Tuesday, April 3, 2012

Paris Journal II: Cine Reflet

Photograph by Hallie Cohen
If books leave our universe a la the vision of Ray Bradbury’s Fahrenheit 451, then all the back streets around Paris' famous Boulevard St Michel, filled with antique bookstores, as they now are, will become a scene of desolation like downtown Detroit. Cine Reflet, “La librairie du Cinema” 14, rue Monsieur-le- Prince 75006 Paris (Metro: Odeon) is one of the treasures that would be lost, if Truffaut’s filmic version of the sci fi classic--really an allegory about totalitarianism--ever comes to pass. Books are still being burned and censorship continues to be widely prevalent. Salman Rushdie's The Satanic Verses is banned in his native India; a controversy recently broke out when Hari Kunzru and other writers read sections from the novel at the Jaipur Literature Festival.
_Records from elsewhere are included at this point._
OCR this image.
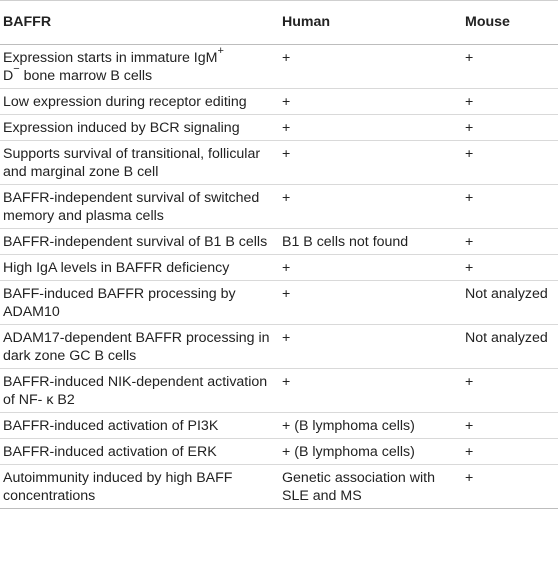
BAFFR	Human	Mouse
Expression starts in immature IgM+
D− bone marrow B cells	+	+
Low expression during receptor editing	+	+
Expression induced by BCR signaling	+	+
Supports survival of transitional, follicular and marginal zone B cell	+	+
BAFFR-independent survival of switched memory and plasma cells	+	+
BAFFR-independent survival of B1 B cells	B1 B cells not found	+
High IgA levels in BAFFR deficiency	+	+
BAFF-induced BAFFR processing by ADAM10	+	Not analyzed
ADAM17-dependent BAFFR processing in dark zone GC B cells	+	Not analyzed
BAFFR-induced NIK-dependent activation of NF- κ B2	+	+
BAFFR-induced activation of PI3K	+ (B lymphoma cells)	+
BAFFR-induced activation of ERK	+ (B lymphoma cells)	+
Autoimmunity induced by high BAFF concentrations	Genetic association with SLE and MS	+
But for the most part technology has replaced totalitarianism as the biggest threat to the printed word--though one wonders what piece of modern technology could replace a Cine Reflet? On a recent night the bookstore hosted a talk with Vincent Nordon, the author of Straub/Huillet, non merci—la plaint d’un ami. Nordon, besides being a director and writer in his own right was assistant to such greats as Pialat, Godard and Duras. An ancient 35mm projector stands smack in the middle of the store amidst volumes of works like Michael Powell, A Life in Movies and Le Cinema d’Abbas Kiarostami along with a poster for L’Inconsolable, film de Jean-Marie Straub, d’apres Maurice Barres, Cesare Pavese and Franz Kafka. You won’t find either Nordon or a store whose name itself suggests reflection, on your Kindle.